Aetna Inc. spent less money on patient care for some small businesses than it originally reported in regulatory filings, according to a Senate committee scrutinizing insurers' profits as Congress pushes to overhaul the healthcare system. The Senate Committee on Commerce, Science and Transportation launched an investigation last summer into the percentage of premiums insurers spend on medical care versus profits and other administrative expenses. In a statement, the committee said Aetna overstated by $4.9 billion the amount of money it spent on patient care for small businesses. As a result, the insurer's medical-loss ratio for small businesses was 79%, not the 82% Aetna initially reported, it said.
The United States ranks near the bottom in life expectancy among wealthy nations despite spending more than double per person on healthcare than the industrialized world's average, the Organization for Economic Cooperation and Development announced. Life expectancy at birth in the U.S. was 78.1 years in 2007, according to the Organization for Economic Cooperation and Development. That's a year less than the OECD average of 79.1, and puts the U.S. just ahead of the Czech Republic, Poland and Mexico, where spending on healthcare is many times less per person, the Paris-based organization said.

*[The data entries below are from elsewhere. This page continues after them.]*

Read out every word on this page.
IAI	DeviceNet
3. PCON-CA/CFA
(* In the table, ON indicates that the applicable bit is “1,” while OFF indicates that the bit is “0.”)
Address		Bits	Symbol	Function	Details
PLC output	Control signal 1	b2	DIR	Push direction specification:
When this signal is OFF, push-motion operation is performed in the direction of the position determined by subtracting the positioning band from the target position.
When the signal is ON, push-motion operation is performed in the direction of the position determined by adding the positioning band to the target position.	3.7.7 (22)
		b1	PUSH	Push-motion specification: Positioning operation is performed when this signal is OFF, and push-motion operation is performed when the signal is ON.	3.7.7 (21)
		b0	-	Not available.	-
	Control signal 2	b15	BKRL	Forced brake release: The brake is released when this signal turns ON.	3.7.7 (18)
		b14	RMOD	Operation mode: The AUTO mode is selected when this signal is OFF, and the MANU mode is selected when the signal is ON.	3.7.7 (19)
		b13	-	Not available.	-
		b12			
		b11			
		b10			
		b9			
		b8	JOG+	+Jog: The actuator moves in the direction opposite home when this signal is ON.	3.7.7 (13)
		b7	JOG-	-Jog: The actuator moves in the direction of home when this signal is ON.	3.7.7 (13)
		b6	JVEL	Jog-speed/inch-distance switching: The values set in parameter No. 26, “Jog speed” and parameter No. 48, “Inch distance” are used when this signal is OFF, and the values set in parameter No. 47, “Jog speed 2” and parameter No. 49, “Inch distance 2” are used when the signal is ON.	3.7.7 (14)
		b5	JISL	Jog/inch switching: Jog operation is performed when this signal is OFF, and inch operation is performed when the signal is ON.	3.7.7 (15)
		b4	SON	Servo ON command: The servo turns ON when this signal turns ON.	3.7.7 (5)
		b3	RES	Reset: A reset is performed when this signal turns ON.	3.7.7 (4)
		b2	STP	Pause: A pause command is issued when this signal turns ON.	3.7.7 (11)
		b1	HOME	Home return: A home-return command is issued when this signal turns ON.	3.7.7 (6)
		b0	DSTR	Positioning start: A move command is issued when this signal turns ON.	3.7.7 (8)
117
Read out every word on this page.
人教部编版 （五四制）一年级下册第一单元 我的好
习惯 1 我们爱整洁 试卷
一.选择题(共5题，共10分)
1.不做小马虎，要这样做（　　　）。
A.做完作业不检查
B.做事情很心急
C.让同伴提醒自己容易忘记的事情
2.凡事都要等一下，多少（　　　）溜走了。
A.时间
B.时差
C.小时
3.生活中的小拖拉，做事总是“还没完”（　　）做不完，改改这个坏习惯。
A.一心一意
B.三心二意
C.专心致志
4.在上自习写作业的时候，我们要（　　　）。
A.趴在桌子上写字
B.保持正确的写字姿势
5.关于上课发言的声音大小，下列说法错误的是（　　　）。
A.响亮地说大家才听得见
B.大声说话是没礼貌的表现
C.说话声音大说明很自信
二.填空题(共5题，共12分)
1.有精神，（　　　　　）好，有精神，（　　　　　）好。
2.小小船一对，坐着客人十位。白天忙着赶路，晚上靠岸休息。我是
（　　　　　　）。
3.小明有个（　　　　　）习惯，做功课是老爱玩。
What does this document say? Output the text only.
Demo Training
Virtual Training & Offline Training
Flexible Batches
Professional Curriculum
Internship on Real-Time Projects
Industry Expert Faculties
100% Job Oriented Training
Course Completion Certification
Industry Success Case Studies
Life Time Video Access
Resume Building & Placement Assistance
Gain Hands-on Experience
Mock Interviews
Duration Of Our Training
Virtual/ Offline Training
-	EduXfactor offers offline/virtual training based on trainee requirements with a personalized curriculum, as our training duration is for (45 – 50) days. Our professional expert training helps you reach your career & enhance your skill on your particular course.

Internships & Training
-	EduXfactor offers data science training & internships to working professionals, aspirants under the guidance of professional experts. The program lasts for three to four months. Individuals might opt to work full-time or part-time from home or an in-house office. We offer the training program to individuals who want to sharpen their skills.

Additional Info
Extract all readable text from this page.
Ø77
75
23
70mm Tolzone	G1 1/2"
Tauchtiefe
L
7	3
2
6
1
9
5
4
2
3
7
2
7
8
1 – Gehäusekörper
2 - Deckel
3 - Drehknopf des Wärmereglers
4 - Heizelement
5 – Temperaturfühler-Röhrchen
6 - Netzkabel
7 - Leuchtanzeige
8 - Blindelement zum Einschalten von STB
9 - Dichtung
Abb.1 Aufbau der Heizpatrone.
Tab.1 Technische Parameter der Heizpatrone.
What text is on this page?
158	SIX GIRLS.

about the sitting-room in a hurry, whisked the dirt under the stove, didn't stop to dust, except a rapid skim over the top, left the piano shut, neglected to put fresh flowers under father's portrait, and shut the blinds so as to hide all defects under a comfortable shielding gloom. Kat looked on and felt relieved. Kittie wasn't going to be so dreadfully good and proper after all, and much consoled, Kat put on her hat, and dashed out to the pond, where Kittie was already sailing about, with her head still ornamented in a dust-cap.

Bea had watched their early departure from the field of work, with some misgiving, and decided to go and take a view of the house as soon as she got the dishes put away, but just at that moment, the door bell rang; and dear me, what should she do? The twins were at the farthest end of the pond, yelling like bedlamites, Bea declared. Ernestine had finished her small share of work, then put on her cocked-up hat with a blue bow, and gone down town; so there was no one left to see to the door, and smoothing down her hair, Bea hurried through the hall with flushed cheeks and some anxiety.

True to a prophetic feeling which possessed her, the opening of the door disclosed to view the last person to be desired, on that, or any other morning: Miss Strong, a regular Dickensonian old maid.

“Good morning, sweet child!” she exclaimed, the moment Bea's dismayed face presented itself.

Total U.S. spending on healthcare was $7,290 a person in 2007, nearly two-and-a-half times the OECD average of $2,984. The figures include spending by both individuals and governments.
President Barack Obama announced he will allocate nearly $600 million from the $787 billion economic stimulus plan to help create jobs at 85 community health centers. The White House said nearly $600 million would be awarded to help pay for major construction and renovation projects at 85 community health centers across the country and assist networks at the centers to move to electronic records.